According to him, the six founding schools will initiate specific projects, research, student competitions and business case production, joint curricula and execution plans.
GIBS’ Phillips said: “Focusing our energies on equipping current and future business leaders to build climate resilience and avoid climate catastrophe is vital and noble, but not enough.”
For her, there should be “full focus” on the skills and competencies needed for a sustainable African future. “We need to question the foundations of business school education and what business school stands for,” Phillips added.
The starting point, she said, should be to re-examine the core management teaching of business schools, but also “with humility to question the premise of what responsible management education means for business schools, and to address some potentially troubling family truths,” Phillips pointed it out.
“If education and leadership are to be transformed, this could mean a fundamental rewrite of the existing curriculum,” she noted.
For Phillips, one of the many aspects of the agenda must be dealing with the social justice dilemma that must be addressed as Africa transitions to a post-carbon society.
“The best solutions to truly ‘leave no one behind’ must come from collaboration, not only among BS4CL African Business Schools, but also within the wider academic and educational community, the public sector, the private sector and civil society,” She said, adding that “everyone’s voice must matter if sustainable development is to be achieved on the continent.”
Post-Carbon African Society
Phillips said business schools must cut across academia, activism and action. “They should serve as educational venues for responsible management, driving a just transition to a post-carbon Africa,” Phillips stressed.
On 7 November, a roundtable on a “just transition” took place at the ongoing Climate Implementation Summit (COP27) in Sharm El Sheikh, Egypt.

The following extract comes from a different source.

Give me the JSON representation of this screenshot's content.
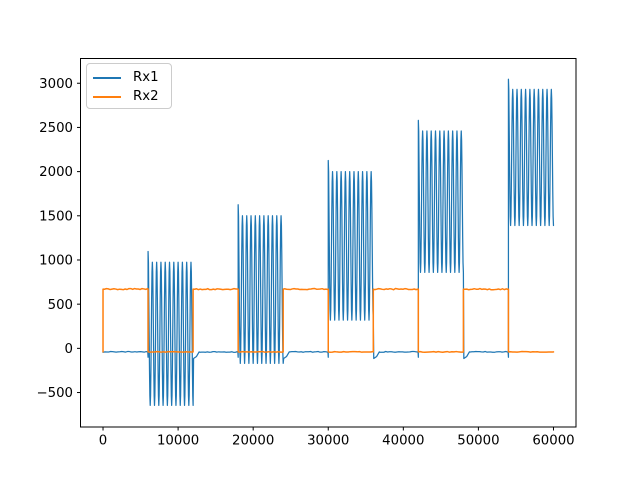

The International Labour Organization (ILO) describes a “just transition” as “greening the economy in a way that is as fair and inclusive as possible for all involved, creating decent jobs and leaving no one behind”.

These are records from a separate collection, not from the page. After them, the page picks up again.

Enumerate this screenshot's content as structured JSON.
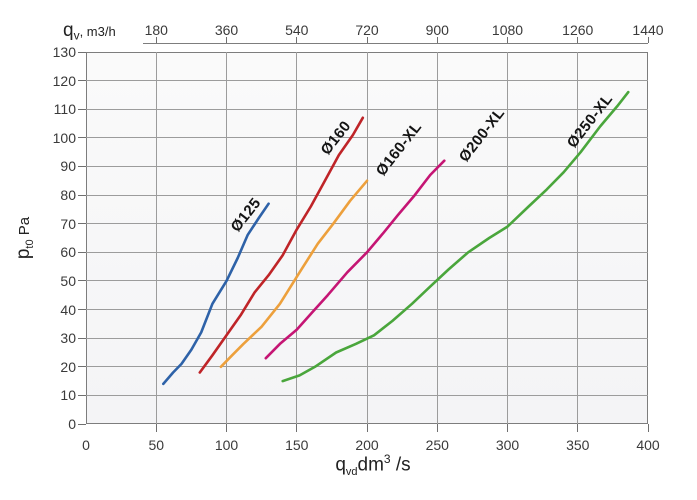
{
  "accent_colors": {
    "grid": "#9c9c9c",
    "frame": "#7d7d7d",
    "text": "#3a3a3a"
  },
  "axes": {
    "top": {
      "sym": "q",
      "sub": "v",
      "rest": ", m3/h"
    },
    "bottom": {
      "sym": "q",
      "sub": "vd",
      "unit": "dm",
      "sup": "3",
      "after": " /s"
    },
    "left": {
      "sym": "p",
      "sub": "t0",
      "unit": " Pa"
    }
  },
  "chart_data": {
    "type": "line",
    "title": "",
    "xlabel": "q_vd, dm3/s",
    "x2label": "q_v, m3/h",
    "ylabel": "p_t0, Pa",
    "xlim": [
      0,
      400
    ],
    "ylim": [
      0,
      130
    ],
    "x_ticks": [
      0,
      50,
      100,
      150,
      200,
      250,
      300,
      350,
      400
    ],
    "x2_ticks": [
      180,
      360,
      540,
      720,
      900,
      1080,
      1260,
      1440
    ],
    "y_ticks": [
      0,
      10,
      20,
      30,
      40,
      50,
      60,
      70,
      80,
      90,
      100,
      110,
      120,
      130
    ],
    "grid": true,
    "legend_position": "labels-on-curves",
    "series": [
      {
        "name": "Ø125",
        "color": "#2e62a8",
        "label_anchor": [
          114,
          73
        ],
        "label_rotation": -52,
        "points": [
          [
            55,
            14
          ],
          [
            62,
            18
          ],
          [
            68,
            21
          ],
          [
            75,
            26
          ],
          [
            82,
            32
          ],
          [
            90,
            42
          ],
          [
            100,
            50
          ],
          [
            108,
            58
          ],
          [
            115,
            66
          ],
          [
            123,
            72
          ],
          [
            130,
            77
          ]
        ]
      },
      {
        "name": "Ø160",
        "color": "#bf2428",
        "label_anchor": [
          178,
          100
        ],
        "label_rotation": -52,
        "points": [
          [
            81,
            18
          ],
          [
            90,
            24
          ],
          [
            100,
            31
          ],
          [
            110,
            38
          ],
          [
            120,
            46
          ],
          [
            130,
            52
          ],
          [
            140,
            59
          ],
          [
            150,
            68
          ],
          [
            160,
            76
          ],
          [
            170,
            85
          ],
          [
            180,
            94
          ],
          [
            190,
            101
          ],
          [
            197,
            107
          ]
        ]
      },
      {
        "name": "Ø160-XL",
        "color": "#eda03c",
        "label_anchor": [
          223,
          96
        ],
        "label_rotation": -52,
        "points": [
          [
            96,
            20
          ],
          [
            104,
            24
          ],
          [
            112,
            28
          ],
          [
            125,
            34
          ],
          [
            138,
            42
          ],
          [
            152,
            53
          ],
          [
            165,
            63
          ],
          [
            176,
            70
          ],
          [
            188,
            78
          ],
          [
            200,
            85
          ]
        ]
      },
      {
        "name": "Ø200-XL",
        "color": "#c51574",
        "label_anchor": [
          282,
          101
        ],
        "label_rotation": -52,
        "points": [
          [
            128,
            23
          ],
          [
            138,
            28
          ],
          [
            150,
            33
          ],
          [
            161,
            39
          ],
          [
            172,
            45
          ],
          [
            186,
            53
          ],
          [
            200,
            60
          ],
          [
            212,
            67
          ],
          [
            222,
            73
          ],
          [
            234,
            80
          ],
          [
            245,
            87
          ],
          [
            255,
            92
          ]
        ]
      },
      {
        "name": "Ø250-XL",
        "color": "#4aa63c",
        "label_anchor": [
          359,
          106
        ],
        "label_rotation": -52,
        "points": [
          [
            140,
            15
          ],
          [
            152,
            17
          ],
          [
            163,
            20
          ],
          [
            178,
            25
          ],
          [
            192,
            28
          ],
          [
            205,
            31
          ],
          [
            218,
            36
          ],
          [
            232,
            42
          ],
          [
            245,
            48
          ],
          [
            258,
            54
          ],
          [
            272,
            60
          ],
          [
            287,
            65
          ],
          [
            300,
            69
          ],
          [
            315,
            76
          ],
          [
            328,
            82
          ],
          [
            340,
            88
          ],
          [
            352,
            95
          ],
          [
            366,
            104
          ],
          [
            378,
            111
          ],
          [
            386,
            116
          ]
        ]
      }
    ]
  }
}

For Phillips, it’s about business school. According to her, they should serve as “safe convening spaces where academia, government, civil society and business, individually and collectively, need to continue to develop human capital and extract planetary capital for the benefit of expanding but unsustainable economic and financial capital. “.
“In the end, the ‘Just Transition’ movement is an invitation, opportunity and a call to business schools to free them from the invisible ideological hand of capitalism that still drives many management courses,” Phillips said. “
“It’s time for business schools to look at capitalism as a phenomenon in reality rather than a change in reality itself,” Phillips noted.

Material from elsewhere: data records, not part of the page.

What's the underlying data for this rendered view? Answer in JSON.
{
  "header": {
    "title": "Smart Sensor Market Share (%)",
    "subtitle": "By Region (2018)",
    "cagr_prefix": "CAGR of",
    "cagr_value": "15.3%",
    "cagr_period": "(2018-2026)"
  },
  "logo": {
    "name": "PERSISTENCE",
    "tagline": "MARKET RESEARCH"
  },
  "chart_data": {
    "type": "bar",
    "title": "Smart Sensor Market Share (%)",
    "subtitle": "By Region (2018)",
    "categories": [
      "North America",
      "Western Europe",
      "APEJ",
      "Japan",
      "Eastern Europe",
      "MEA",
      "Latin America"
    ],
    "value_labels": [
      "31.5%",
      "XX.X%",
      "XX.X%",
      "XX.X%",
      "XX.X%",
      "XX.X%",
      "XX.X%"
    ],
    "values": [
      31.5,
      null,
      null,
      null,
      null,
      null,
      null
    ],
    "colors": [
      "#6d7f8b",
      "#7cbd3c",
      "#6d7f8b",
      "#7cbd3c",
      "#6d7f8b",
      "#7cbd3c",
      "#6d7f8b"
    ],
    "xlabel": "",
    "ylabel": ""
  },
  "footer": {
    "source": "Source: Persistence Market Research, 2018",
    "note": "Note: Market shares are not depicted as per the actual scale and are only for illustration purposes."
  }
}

“If we do not break out of the one-size-fits-all model of short-sighted growth dependence, we will not be able to imagine alternative post-carbon futures without the support of capitalist principles, but instead mainstream the development of new ways of cooperation, such as direct community ownership and control of energy systems Democratic country.
“As such, educating and advocating for a post-carbon African society should not be an ‘elective’ in business school curricula. A post-carbon future should also consider a post-capitalist future,” Phillips noted.